The man flushed hotly, while anger for the moment rendered him speechless.
"Possibly you might be able to induce your—companion to surrender the document," the lady added, after a minute of awkward silence.
Gerald Goddard gnawed his under lip in impotent wrath at this sarcastic reference to the woman who had shared his life for so many years; while the wretched eavesdropper herself barely suppressed a moan of passionate anguish.
"You have very little idea of Anna's spirit, if you imagine that she would ever yield one jot to you," Mr. Goddard at length retorted, his face crimson with rage.

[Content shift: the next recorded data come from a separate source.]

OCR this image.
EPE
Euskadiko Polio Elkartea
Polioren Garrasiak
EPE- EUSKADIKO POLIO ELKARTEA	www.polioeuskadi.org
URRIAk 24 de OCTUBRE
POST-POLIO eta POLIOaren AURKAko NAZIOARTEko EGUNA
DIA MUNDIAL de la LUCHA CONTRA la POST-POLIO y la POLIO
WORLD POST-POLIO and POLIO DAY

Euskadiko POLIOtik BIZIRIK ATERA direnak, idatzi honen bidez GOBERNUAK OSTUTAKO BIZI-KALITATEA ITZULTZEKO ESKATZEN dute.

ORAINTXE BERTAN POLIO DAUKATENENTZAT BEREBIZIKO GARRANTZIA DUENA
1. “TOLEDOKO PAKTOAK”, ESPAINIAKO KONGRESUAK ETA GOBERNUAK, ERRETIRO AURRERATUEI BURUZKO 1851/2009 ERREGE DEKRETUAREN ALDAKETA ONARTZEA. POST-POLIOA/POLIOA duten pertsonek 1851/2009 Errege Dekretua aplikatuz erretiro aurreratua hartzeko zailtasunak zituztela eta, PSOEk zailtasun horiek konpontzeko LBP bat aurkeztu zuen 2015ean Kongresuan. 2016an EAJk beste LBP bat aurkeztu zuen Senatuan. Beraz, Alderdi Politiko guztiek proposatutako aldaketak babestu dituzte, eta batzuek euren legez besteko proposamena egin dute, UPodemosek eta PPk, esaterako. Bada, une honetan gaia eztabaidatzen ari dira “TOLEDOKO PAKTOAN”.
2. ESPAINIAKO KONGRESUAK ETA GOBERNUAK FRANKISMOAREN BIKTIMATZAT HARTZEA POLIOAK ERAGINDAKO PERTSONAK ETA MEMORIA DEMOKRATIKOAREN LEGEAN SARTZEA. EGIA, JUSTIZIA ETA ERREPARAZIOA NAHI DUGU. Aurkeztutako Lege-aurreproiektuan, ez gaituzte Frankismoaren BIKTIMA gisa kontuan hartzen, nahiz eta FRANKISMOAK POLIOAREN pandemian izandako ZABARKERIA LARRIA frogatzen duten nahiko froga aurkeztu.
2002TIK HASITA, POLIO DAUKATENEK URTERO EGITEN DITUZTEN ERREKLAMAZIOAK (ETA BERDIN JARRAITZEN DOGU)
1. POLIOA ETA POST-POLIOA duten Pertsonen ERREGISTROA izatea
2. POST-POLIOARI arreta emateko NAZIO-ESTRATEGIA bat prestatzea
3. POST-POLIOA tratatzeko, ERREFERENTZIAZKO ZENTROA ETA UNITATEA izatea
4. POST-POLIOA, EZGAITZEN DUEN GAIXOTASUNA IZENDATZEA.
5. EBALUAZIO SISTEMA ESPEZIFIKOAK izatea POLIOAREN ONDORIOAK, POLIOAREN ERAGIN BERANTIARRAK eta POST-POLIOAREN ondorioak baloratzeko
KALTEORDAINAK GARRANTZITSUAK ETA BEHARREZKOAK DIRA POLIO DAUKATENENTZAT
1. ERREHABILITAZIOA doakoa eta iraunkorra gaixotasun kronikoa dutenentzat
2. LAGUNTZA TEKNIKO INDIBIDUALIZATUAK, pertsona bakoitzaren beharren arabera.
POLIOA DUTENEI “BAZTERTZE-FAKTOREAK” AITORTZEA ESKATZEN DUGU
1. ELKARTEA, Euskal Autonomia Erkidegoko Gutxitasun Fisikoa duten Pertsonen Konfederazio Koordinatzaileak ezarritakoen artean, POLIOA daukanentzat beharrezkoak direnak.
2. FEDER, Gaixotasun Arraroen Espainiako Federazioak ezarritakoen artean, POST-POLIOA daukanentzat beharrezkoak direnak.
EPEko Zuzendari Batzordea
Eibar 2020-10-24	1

Isabel Stewart arose from her chair and stood calm and cold before him.
She gazed with a steady, searching look into his eyes, then remarked, with slow emphasis:
"She will never be asked to yield to me, and I am spared the necessity of suing to either of you, for—that all-important certificate of marriage is already in my possession."
As we know, Gerald Goddard had feared this; he had even suggested the possibility to Anna, on the night of the ball at Wyoming, when she told him of the disappearance of the paper.
Nevertheless, the announcement of the fact at this time came upon him like a thunderbolt, for which he was utterly unprepared.
"Zounds!" he cried, starting to his feet, as if electrified, "can you mean it? Then you stole it the night of the ball!"